En Haute-Loire, Jean-Marie Grimault, éleveur de charolaises, accuse lui aussi le coup. Son assureur n’a pas reconnu la sécheresse sur sa zone, subie pourtant encore cet automne. « Nous avons commencé à affourager dès juillet et ne pouvons même pas faire de rattrapage sur l’arrière-saison. Au 15 octobre, nous enregistrions à peine 206 mm de pluviométrie, contre 600 habituellement. Nous avons déjà acheté 80 tonnes de foin. Nous avons été contraints de vendre près d’un tiers du troupeau sinon il aurait fallu acheter 200 tonnes », témoigne l’éleveur.

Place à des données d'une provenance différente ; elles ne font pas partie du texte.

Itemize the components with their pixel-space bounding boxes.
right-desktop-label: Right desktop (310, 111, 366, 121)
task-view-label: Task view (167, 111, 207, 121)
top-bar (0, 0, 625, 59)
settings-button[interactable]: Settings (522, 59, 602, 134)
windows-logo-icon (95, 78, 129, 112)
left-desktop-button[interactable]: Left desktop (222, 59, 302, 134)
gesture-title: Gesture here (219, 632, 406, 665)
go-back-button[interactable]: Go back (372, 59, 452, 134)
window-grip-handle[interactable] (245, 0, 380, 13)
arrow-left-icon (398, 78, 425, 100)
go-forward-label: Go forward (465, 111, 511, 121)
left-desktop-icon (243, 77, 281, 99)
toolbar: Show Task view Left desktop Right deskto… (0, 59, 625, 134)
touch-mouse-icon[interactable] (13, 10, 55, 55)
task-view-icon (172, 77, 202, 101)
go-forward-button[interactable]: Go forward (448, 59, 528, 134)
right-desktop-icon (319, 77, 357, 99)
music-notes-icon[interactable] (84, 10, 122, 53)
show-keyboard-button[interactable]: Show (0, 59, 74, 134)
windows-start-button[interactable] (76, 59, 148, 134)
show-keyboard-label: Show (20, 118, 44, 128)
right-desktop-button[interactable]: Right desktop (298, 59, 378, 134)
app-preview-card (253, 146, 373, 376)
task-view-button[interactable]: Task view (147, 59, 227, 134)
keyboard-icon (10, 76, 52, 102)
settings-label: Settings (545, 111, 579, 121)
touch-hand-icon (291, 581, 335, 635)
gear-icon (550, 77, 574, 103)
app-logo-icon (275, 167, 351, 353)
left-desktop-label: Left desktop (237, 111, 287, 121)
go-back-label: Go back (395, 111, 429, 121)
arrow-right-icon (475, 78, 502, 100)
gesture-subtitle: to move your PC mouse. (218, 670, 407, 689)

Deux manifestations prévues
« Avec les retards de paiements Pac, bon nombre d’éleveurs n’ont plus les moyens d’acheter du fourrage pour nourrir leurs bêtes », s’inquiète Corinne Parassols. Pour alerter sur l’urgence de la situation, une cinquantaine d’éleveurs ont prévu de manifester sur le plateau de la Cerdagne ce samedi 16 décembre. Une nouvelle manifestation doit se tenir mi-janvier à Toulouse, selon Corinne Parassols. « Nous n’avons pas à subir des erreurs d’interprétation de l’indice Airbus », appuie Christian Tallant.
Une gestion « opaque » du dispositif de gestion des risques
Dans un communiqué publié le 30 novembre dernier, la FNSEA et ses associations spécialisées de ruminants (FNB, Fnec, FNO, FNPL) s’inquiétaient que les questions liées au fonctionnement du dispositif prairies restent « sans réponse alors que la campagne est désormais terminée depuis un mois ».
« Alors que le fonctionnement via l’indice de production des prairies doit permettre, sur le papier, une gestion rapide et efficace des dossiers, avec une vision précise des pertes de chaque éleveur, force est de constater que plus d’un mois après la fin de la campagne, les éleveurs ne sont toujours pas informés des résultats de l’indice, ni de façon collective, ni de façon individuelle ! », avaient-elles précisé.
Dans ce cadre, la FNSEA avait formulé cinq demandes urgentes à l’attention du gouvernement :
- la publication des résultats de l’indice de pousse des prairies (à l’échelle nationale, départementale et individuelle),
- l'« amélioration de l’indice pour la détection de la pousse (ou non) de l’herbe »,
- la « validation rapide » du déploiement d’un observatoire de suivi de la pousse de l’herbe, en 2024, basé sur plus de 350 fermes réparties sur l’ensemble des territoires herbagers français,
- la « diffusion des modalités de saisine des préfets que les éleveurs non assurés devront suivre »,
- la clarification du dispositif de recours qu’un éleveur peut solliciter, auprès de son assureur ou de l’État.
Sur ce dernier point, « pour les éleveurs qui ne seraient pas en accord avec le résultat de l’indice, il n’y a pas encore à ce stade d’élément de réponses pratico-pratique sur les modalités de recours, si ce n’est de "saisir le Préfet" », confirme Hélène Fuchey, de l’Institut de l’élevage, à Réussir Bovins viande le 12 décembre.